THE FUSE

A therapy that would once have been considered a feat of science fiction has reversed aggressive and incurable blood cancers in some patients, doctors report.

The treatment involves precisely editing the DNA in white blood cells to transform them into a cancer-fighting "living drug".

The first girl to be treated, whose story we reported in 2022, is still free of the disease and now plans to become a cancer scientist.

Now eight more children and two adults with T-cell acute lymphoblastic leukaemia have been treated, with almost two thirds (64%) of patients in remission.

T-cells are supposed to be the body's guardians - seeking out and destroying threats - but in this form of leukaemia, they grow out of control.

For those on the trial, chemotherapy and bone marrow transplants had failed. Apart from the experimental medicine, the only option left was to make their death more comfortable.

"I really did think that I was going to die and I wouldn't be able to grow up and do all the things that every child deserves to be able to do," says 16-year-old Alyssa Tapley from Leicester.

She was the first person in the world to have the treatment at Great Ormond Street Hospital and is now enjoying life.

The revolutionary treatment three years ago involved wiping out her old immune system and growing a new one. She spent four months in hospital and couldn't see her brother in case he brought in an infection.

But now her cancer is undetectable and she needs only annual check-ups. Alyssa is doing her A-levels, the Duke of Edinburgh Award, eyeing up driving lessons and planning her future.

"I'm looking into doing an apprenticeship in biomedical science, and hopefully one day I'll go into blood cancer research as well," she said.

Girl with long brown hair and wearing glasses stairs down a microscope in a biology class.

The team at University College London (UCL) and Great Ormond Street Hospital used a technology called base editing.

Bases are the language of life. The four types of base - adenine (A), cytosine (C), guanine (G) and thymine (T) - are the building blocks of our genetic code. Just as letters in the alphabet spell out words that carry meaning, the billions of bases in our DNA spell out the instruction manual for our body.

Base editing allows scientists to zoom to a precise part of the genetic code and then alter the molecular structure of just one base, converting it from one type to another and rewriting the instruction manual.

Researchers wanted to harness the natural power of healthy T-cells to seek out and destroy threats and turn that against the T-cell acute lymphoblastic leukaemia.

This is a tricky feat. They had to engineer the good T-cells to hunt the bad ones without the treatment annihilating itself.

A five-step process showing how the treatment works. 1 shows a red circular cell with Y-shaped structures on the outside representing the cancerous T-cells. 2 shows a twirl of DNA with one "C" identified. 3 shows a blue circular cell with the DNA inside representing the editing of the donor T-cells. 4. Shows further modification of the T-cell. 5. Shows the blue T-cell attacking the red cancerous one.

They started with healthy T-cells from a donor and set about modifying them.

The first base edit disabled the T-cells' targeting mechanism so they could not attack the patient's body.

The second removed a chemical marking, called CD7, which is on all T-cells. Removing it is essential for preventing the therapy from self-destructing

The third edit was an "invisibility cloak" that prevented the cells being killed by a chemotherapy drug.

The final stage of genetic modification instructed the T-cells to go hunting for anything with the CD7 marking on it.

Now the modified T-cells would destroy every other T-cell they found whether they were cancerous or healthy, but they would not attack each other.

The therapy is infused into patients and if their cancer cannot be detected after four weeks, then patients have a bone marrow transplant to regrow their immune system.

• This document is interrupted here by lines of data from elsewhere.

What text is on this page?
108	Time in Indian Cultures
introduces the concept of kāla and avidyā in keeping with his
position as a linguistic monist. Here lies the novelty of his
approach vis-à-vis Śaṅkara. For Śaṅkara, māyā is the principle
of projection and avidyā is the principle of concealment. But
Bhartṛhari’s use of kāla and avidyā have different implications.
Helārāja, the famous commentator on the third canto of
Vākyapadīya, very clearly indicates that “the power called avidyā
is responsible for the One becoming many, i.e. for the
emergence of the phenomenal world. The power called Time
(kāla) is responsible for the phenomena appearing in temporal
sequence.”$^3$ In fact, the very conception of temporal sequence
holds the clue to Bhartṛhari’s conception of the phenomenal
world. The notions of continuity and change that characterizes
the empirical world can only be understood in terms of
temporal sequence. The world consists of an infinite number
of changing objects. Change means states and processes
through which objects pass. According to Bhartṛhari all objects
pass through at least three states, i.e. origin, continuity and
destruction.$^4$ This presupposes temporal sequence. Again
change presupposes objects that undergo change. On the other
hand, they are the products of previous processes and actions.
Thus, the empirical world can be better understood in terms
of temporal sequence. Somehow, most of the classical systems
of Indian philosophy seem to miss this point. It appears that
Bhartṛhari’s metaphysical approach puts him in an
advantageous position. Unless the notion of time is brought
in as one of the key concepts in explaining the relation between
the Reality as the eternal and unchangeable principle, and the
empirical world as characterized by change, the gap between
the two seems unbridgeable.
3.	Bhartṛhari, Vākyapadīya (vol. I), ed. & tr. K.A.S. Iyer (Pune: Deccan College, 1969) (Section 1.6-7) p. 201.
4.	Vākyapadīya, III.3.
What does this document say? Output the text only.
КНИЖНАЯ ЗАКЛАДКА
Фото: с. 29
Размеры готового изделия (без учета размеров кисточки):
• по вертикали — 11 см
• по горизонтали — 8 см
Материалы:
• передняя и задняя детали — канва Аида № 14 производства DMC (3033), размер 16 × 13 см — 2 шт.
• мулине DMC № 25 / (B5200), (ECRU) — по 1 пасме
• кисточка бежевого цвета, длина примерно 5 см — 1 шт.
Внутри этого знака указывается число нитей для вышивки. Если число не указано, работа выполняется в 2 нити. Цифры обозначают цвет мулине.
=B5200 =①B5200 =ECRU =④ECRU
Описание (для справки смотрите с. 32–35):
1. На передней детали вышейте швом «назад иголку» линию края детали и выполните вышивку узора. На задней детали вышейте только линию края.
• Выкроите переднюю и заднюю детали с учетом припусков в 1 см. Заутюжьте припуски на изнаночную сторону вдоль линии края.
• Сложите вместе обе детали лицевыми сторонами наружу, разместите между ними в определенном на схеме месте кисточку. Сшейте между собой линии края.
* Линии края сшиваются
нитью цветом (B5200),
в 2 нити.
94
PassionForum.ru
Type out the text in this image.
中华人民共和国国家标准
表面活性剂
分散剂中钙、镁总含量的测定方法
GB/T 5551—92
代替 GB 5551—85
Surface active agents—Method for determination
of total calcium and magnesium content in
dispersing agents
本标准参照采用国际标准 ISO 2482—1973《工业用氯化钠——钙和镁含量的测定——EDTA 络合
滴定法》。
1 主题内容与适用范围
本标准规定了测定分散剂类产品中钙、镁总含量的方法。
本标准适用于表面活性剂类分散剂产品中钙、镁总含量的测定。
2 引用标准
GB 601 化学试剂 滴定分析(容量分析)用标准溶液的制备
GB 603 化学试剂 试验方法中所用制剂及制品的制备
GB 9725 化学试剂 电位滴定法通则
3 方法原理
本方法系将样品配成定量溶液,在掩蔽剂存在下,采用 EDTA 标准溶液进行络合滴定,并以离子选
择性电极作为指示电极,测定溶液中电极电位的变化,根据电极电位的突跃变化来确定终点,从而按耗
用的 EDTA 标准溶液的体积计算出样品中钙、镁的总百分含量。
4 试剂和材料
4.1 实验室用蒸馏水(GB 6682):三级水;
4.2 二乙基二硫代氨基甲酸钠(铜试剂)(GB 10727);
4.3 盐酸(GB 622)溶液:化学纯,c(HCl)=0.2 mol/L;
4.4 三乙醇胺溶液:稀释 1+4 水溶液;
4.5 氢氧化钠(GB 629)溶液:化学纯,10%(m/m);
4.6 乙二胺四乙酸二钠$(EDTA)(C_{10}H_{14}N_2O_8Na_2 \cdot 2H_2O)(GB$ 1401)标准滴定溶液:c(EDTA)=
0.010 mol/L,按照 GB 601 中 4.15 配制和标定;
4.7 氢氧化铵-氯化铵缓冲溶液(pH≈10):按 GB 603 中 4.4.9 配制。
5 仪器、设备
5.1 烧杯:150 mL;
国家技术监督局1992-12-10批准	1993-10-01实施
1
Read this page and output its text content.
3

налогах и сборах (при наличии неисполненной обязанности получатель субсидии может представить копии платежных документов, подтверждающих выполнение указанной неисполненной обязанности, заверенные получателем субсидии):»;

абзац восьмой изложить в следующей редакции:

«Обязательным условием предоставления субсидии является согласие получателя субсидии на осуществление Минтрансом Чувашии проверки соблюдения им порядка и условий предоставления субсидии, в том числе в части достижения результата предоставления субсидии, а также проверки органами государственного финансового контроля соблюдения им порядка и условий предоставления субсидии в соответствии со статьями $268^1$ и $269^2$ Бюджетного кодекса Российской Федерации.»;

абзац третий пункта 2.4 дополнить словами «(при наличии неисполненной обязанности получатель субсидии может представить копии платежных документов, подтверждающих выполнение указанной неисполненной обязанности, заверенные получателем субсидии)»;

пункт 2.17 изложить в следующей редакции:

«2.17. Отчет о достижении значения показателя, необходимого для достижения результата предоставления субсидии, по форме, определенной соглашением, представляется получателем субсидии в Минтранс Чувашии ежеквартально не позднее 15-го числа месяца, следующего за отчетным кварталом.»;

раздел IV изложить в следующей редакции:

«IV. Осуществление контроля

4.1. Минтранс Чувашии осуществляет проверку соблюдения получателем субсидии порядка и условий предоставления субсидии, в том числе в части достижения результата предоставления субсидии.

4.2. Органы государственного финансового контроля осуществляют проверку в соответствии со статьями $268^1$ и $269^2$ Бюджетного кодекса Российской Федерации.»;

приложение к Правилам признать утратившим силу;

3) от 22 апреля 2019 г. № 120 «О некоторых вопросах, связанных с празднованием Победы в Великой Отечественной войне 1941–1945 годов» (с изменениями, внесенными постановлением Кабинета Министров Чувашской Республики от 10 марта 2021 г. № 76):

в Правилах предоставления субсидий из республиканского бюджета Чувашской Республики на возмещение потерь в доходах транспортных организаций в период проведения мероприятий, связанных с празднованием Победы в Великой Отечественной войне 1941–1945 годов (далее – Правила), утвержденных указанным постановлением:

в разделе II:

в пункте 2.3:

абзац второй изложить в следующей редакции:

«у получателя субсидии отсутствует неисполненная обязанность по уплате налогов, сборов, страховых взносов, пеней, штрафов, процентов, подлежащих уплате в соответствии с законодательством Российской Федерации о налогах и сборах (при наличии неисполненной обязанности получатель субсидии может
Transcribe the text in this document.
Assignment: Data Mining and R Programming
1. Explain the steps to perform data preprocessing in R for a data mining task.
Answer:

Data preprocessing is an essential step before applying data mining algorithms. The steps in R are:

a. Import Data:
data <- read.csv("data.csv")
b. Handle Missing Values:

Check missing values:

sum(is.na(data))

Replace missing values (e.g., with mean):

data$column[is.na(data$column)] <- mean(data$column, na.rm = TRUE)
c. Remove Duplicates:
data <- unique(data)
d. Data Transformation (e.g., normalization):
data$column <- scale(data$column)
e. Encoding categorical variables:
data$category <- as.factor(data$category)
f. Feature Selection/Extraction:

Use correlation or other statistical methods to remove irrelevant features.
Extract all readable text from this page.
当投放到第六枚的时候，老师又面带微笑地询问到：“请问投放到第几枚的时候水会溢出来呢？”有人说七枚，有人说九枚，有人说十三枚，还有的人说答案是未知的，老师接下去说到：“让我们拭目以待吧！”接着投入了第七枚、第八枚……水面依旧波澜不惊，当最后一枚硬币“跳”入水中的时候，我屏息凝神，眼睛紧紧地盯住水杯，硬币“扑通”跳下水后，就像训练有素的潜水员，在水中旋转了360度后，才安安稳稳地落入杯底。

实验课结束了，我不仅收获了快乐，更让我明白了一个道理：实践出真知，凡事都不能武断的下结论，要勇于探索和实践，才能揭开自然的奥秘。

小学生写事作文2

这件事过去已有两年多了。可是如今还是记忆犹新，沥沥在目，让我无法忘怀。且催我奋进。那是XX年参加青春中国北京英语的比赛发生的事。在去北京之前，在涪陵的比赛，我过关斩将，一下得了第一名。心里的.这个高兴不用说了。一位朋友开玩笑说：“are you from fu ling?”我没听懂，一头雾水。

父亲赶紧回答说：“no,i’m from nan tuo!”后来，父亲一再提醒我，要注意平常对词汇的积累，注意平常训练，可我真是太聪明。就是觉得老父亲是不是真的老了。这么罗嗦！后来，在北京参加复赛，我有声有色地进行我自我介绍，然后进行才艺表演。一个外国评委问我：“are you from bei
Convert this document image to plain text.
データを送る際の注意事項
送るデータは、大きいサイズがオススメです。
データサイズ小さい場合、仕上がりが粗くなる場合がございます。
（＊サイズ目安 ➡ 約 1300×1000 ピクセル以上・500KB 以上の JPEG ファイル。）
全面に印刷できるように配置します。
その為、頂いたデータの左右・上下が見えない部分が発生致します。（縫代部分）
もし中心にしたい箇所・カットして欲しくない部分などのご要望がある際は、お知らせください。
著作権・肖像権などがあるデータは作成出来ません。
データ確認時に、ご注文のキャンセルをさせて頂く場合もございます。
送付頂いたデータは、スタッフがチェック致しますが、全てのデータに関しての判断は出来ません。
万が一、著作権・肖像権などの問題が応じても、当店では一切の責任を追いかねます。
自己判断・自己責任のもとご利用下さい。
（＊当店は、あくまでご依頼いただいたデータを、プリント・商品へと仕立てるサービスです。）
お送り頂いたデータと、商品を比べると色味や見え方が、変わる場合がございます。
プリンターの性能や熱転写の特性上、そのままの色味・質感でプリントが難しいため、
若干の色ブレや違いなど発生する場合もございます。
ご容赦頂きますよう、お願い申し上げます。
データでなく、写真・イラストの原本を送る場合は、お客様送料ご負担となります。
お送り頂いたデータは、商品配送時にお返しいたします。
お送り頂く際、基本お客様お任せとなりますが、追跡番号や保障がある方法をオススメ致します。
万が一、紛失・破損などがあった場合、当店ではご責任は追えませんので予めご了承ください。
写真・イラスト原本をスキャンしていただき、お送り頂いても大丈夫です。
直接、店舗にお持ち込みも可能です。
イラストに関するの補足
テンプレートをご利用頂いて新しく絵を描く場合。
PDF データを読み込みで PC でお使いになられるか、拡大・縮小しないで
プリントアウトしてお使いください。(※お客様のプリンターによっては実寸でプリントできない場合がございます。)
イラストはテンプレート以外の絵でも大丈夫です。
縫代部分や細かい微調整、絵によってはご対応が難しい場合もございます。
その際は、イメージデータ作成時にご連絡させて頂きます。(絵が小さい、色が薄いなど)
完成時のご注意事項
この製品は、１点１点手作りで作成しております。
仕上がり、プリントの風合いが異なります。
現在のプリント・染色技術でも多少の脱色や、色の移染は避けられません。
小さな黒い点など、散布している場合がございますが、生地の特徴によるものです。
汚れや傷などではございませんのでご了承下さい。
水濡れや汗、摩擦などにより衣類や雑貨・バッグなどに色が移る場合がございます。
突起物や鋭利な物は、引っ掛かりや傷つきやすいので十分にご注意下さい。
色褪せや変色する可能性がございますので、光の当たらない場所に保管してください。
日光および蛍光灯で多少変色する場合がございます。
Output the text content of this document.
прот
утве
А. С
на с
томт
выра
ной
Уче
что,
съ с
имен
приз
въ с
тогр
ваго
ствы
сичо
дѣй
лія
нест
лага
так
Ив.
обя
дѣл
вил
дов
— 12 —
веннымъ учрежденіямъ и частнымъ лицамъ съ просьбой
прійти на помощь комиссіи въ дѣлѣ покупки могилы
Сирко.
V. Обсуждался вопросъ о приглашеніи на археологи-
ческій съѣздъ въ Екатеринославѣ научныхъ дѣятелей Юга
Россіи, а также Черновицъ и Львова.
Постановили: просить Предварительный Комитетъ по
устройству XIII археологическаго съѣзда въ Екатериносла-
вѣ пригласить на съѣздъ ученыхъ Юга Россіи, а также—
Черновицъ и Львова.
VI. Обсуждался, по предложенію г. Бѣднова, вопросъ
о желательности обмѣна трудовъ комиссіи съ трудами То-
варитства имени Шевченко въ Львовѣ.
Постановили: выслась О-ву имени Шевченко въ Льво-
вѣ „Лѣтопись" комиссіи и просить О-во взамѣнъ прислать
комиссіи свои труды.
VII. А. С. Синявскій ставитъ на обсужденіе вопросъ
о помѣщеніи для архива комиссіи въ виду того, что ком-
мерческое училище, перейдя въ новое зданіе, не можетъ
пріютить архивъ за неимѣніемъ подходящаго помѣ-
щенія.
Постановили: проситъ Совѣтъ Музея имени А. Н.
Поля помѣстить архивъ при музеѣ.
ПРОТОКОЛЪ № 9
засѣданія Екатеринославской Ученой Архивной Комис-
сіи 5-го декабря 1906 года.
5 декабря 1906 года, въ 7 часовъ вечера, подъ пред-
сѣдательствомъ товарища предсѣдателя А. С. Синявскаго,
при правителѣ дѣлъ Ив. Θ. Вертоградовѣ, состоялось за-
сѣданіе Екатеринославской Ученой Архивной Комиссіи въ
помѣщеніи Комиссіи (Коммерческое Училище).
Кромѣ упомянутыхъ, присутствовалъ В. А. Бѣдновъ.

"A few years ago, this would have been science fiction," says Prof Waseem Qasim from UCL and Great Ormond Street.

"We have to basically dismantle the entire immune system.

"It's a deep, intensive treatment, it's very demanding on the patients, but when it works, it's worked very well."

The study, published in the New England Journal of Medicine, reports the results of the first 11 patients treated across Great Ormond Street and King's College Hospital. It shows nine achieved a deep remission that enabled them to go for a bone marrow transplant.

Seven remain disease-free between three months and three years after treatment.

One of the biggest risks of treatment include infections while the immune system is wiped out.

In two cases, the cancer did lose its CD7 markings, allowing it to hide from the treatment and rebound in the body.

"Given how aggressive this particular form of leukaemia is, these are quite striking clinical results, and obviously, I'm very happy that we managed to offer hope to patients that otherwise have lost it," said Dr Robert Chiesa from the bone-marrow transplant department at Great Ormond Street Hospital.

Dr Deborah Yallop, consultant Haematologist at King's, said: "We've seen impressive responses in clearing leukaemia that seemed incurable - it's a very powerful approach."

Commenting on the research, Dr Tania Dexter, senior medical officer at UK stem cell charity Anthony Nolan, said: "Considering these patients had a low chance of survival before the trial, these results bring hope that treatments like this will continue to advance and become available to more patients."